According to data from the Energy Information Administration, domestic gas demand increased slightly from 8.43 million b/d to 8.59 million b/d last week. However, the rate is nearly 1 million b/d lower than the last week of August 2021. Also, total domestic gasoline stocks decreased by 1.1 million bbl to 214.5 million bbl. Although gasoline demand rose and supply tightened, lower oil prices led to falling pump prices. If oil prices continue to decline, drivers will likely continue to see pump prices drop further.
Today’s national average of $3.77 is 31 cents less than a month ago but 59 cents more than a year ago.

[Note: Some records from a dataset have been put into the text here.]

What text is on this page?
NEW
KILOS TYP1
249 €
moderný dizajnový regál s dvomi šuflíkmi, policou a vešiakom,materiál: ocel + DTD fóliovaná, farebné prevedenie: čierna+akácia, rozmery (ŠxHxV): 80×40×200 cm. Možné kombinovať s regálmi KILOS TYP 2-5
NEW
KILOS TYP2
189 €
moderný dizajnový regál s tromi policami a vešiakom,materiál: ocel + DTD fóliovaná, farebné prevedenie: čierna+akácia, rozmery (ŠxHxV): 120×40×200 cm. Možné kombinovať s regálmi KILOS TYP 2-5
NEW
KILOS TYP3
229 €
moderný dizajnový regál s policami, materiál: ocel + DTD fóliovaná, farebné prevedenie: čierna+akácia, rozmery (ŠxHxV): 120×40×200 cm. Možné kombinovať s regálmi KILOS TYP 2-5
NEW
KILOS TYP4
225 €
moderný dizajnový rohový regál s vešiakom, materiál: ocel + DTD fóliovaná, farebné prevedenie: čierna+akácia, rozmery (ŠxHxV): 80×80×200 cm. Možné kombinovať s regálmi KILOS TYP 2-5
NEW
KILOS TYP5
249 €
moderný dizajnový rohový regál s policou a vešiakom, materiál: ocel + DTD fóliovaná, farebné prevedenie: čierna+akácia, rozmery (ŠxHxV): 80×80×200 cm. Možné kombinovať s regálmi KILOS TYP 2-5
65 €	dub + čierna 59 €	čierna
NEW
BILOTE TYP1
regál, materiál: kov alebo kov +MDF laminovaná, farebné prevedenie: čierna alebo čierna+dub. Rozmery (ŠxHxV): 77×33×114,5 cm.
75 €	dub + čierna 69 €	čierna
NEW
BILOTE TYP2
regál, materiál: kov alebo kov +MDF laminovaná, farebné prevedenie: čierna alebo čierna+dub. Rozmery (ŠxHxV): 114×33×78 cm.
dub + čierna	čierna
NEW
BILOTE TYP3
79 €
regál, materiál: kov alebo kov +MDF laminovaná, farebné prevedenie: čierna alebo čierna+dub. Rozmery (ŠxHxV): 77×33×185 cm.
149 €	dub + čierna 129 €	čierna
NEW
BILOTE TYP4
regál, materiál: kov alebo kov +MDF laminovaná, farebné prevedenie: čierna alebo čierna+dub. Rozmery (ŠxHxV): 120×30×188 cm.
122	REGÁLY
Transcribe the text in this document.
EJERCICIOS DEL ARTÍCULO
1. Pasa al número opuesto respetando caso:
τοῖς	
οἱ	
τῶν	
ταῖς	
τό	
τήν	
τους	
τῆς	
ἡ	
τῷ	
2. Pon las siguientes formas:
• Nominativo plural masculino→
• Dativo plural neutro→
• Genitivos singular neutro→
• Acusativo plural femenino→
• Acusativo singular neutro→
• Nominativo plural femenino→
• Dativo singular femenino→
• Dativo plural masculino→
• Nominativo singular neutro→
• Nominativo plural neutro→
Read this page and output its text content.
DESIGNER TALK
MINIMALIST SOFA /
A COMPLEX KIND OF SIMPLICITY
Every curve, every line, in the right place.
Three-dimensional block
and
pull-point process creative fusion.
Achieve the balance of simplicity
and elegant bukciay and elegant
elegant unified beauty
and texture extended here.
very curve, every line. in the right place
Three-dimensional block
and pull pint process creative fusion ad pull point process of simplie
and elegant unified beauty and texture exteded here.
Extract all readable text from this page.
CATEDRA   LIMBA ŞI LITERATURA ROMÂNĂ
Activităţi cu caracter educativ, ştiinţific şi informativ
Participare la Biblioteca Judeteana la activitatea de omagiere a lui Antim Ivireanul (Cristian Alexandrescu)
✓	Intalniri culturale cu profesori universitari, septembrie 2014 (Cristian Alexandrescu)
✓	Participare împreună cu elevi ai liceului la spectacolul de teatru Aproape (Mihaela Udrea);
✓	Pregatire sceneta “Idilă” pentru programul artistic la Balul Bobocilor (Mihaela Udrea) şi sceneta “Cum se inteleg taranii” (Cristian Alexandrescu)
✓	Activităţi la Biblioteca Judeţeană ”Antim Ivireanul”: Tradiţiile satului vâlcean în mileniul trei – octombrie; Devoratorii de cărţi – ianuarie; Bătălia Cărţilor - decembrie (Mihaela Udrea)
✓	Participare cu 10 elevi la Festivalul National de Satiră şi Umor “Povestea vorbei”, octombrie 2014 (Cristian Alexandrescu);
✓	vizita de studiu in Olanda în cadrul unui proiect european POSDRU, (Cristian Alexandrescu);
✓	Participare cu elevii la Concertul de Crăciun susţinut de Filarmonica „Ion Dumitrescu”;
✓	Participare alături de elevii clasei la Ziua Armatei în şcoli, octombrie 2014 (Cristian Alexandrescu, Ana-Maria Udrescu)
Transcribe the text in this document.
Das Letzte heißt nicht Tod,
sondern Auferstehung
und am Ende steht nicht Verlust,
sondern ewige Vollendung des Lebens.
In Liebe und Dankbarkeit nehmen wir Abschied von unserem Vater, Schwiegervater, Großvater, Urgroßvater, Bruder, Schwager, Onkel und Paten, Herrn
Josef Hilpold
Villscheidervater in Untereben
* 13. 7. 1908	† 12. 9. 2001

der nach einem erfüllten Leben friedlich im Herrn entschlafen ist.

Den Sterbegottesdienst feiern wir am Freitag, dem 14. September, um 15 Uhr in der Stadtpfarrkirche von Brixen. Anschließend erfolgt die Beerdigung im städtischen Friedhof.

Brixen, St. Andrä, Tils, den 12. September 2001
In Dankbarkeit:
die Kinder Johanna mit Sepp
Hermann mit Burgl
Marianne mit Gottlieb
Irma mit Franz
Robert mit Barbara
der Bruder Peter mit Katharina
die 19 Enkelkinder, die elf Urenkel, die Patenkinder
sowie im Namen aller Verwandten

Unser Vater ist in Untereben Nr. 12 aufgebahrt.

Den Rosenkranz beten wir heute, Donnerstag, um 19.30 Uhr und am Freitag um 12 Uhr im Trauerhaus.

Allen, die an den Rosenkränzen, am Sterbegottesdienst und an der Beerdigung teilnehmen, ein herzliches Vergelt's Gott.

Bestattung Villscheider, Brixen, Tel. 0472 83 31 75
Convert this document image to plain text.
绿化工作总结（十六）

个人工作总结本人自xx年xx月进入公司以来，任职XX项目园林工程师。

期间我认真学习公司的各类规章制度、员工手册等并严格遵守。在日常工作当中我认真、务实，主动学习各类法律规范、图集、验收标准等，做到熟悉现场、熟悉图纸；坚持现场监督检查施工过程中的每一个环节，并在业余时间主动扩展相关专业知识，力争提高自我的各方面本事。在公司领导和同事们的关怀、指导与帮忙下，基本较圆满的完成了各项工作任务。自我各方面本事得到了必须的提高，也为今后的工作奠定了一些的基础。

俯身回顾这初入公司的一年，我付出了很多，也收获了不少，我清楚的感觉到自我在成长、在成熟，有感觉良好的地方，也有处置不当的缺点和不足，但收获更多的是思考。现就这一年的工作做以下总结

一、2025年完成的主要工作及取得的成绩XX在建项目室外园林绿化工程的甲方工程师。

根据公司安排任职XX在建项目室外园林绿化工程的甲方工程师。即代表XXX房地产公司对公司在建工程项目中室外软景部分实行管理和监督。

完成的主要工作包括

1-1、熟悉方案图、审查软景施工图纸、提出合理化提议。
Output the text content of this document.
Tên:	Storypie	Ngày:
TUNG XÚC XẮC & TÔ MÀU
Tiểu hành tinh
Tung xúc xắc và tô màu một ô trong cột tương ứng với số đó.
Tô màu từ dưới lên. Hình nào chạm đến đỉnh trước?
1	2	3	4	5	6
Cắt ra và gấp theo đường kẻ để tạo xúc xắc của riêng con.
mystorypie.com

The nation’s top 10 largest weekly decreases: Vermont (−15 cents), Connecticut (−14 cents), Rhode Island (−14 cents), Pennsylvania (−14 cents), Massachusetts (−13 cents), Maine (−13 cents), New York (−12 cents), Delaware (−12 cents), New Jersey (−12 cents) and Maryland (−12 cents).
The nation’s top 10 least expensive markets: Texas ($3.25), Arkansas ($3.25), Mississippi ($3.26), Louisiana ($3.30), Georgia ($3.31), Oklahoma ($3.34), Tennessee ($3.36), Missouri ($3.36), Alabama ($3.37) and South Carolina ($3.39).
Oil Market Dynamics
At the close of Friday’s formal trading session, WTI increased by 26 cents to settle at $86.87. Crude prices increased slightly at the end of last week due to the Organization of the Petroleum Exporting Countries (OPEC) and its allies, collectively known as OPEC+, deciding to reduce production by 100,000 barrels for October. However, prices declined most of last week amid market concerns that crude demand will fall if economic growth slows or stalls due to a recession. For this week, crude prices could continue to drop if demand concerns persist. Additionally, EIA’s latest weekly report showed that total commercial crude inventories decreased by 3.4 million bbl to 418.3 million bbl.